[Intel-gfx] [PATCH] drm/i915: Do not use iowait while waiting for the GPU
Francisco Jerez
currojerez at riseup.net
Mon Jul 30 18:55:07 UTC 2018
Chris Wilson <chris at chris-wilson.co.uk> writes:
> Quoting Francisco Jerez (2018-07-29 20:29:42)
>> Chris Wilson <chris at chris-wilson.co.uk> writes:
>>
>> > Quoting Francisco Jerez (2018-07-28 21:18:50)
>> >> Chris Wilson <chris at chris-wilson.co.uk> writes:
>> >>
>> >> > Quoting Francisco Jerez (2018-07-28 06:20:12)
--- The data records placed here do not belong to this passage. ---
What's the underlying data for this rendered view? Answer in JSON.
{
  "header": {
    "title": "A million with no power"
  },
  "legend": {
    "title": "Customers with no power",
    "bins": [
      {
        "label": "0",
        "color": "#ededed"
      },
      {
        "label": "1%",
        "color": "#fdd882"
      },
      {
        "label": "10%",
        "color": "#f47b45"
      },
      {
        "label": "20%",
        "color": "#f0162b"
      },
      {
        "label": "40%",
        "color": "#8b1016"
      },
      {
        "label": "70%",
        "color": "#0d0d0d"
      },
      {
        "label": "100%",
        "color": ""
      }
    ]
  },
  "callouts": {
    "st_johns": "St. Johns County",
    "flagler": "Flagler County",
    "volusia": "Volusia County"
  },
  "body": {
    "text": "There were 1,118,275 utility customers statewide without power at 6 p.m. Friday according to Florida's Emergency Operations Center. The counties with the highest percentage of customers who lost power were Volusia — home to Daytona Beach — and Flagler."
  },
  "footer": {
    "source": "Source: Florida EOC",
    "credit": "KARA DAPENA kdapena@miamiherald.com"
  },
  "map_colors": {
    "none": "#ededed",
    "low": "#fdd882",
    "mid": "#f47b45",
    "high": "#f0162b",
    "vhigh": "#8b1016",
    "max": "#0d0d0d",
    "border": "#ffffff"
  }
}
>> >> >> Chris Wilson <chris at chris-wilson.co.uk> writes:
>> >> >>
>> >> >> > A recent trend for cpufreq is to boost the CPU frequencies for
>> >> >> > iowaiters, in particularly to benefit high frequency I/O. We do the same
>> >> >> > and boost the GPU clocks to try and minimise time spent waiting for the
>> >> >> > GPU. However, as the igfx and CPU share the same TDP, boosting the CPU
>> >> >> > frequency will result in the GPU being throttled and its frequency being
>> >> >> > reduced. Thus declaring iowait negatively impacts on GPU throughput.
>> >> >> >
>> >> >> > Bugzilla: https://bugs.freedesktop.org/show_bug.cgi?id=107410
>> >> >> > References: 52ccc4314293 ("cpufreq: intel_pstate: HWP boost performance on IO wakeup")
>> >> >>
>> >> >> This patch causes up to ~13% performance regressions (with significance
>> >> >> 5%) on several latency-sensitive tests on my BXT:
>> >> >>
>> >> >> jxrendermark/rendering-test=Linear Gradient Blend/rendering-size=128x128: XXX ±35.69% x53 -> XXX ±32.57% x61 d=-13.52% ±31.88% p=2.58%
>> >> >
>> >>
>> >> The jxrendermark Linear Gradient Blend test-case had probably the
>> >> smallest effect size of all the regressions I noticed... Can you take a
>> >> look at any of the other ones instead?
>> >
>> > It was the biggest in the list, was it not? I didn't observe anything of
>> > note in a quick look at x11perf, but didn't let it run for a good sample
>> > size. They didn't seem to be as relevant as jxrendermark so I went and
>> > dug that out.
>> >
>>
>> That was the biggest regression in absolute value, but the smallest in
>> effect size (roughly 0.4 standard deviations).
>
> d=-13.52% wasn't the delta between the two runs?
>
It is, less than half of 31.88% which is the pooled standard deviation.
> Sorry, but it appears to be redacted beyond my comprehension.
>
>> >> > Curious, as this is just a bunch of composites and as with the others,
>> >> > should never be latency sensitive (at least under bare X11).
>> >>
>> >> They are largely latency-sensitive due to the poor pipelining they seem
>> >> to achieve between their GPU rendering work and the X11 thread.
>> >
>> > Only the X11 thread is touching the GPU, and in the cases I looked at
>> > it, we were either waiting for the ring to drain or on throttling.
>> > Synchronisation with the GPU was only for draining the queue on timing,
>> > and the cpu was able to stay ahead during the benchmark.
>> >
>>
>> Apparently the CPU doesn't get ahead enough for the GPU to be
>> consistently loaded, which prevents us from hiding the latency of the
>> CPU computation even in those cases.
>
> The curse of reproducibility. On my bxt, I don't see the issue, so we
> have a significant difference in setup.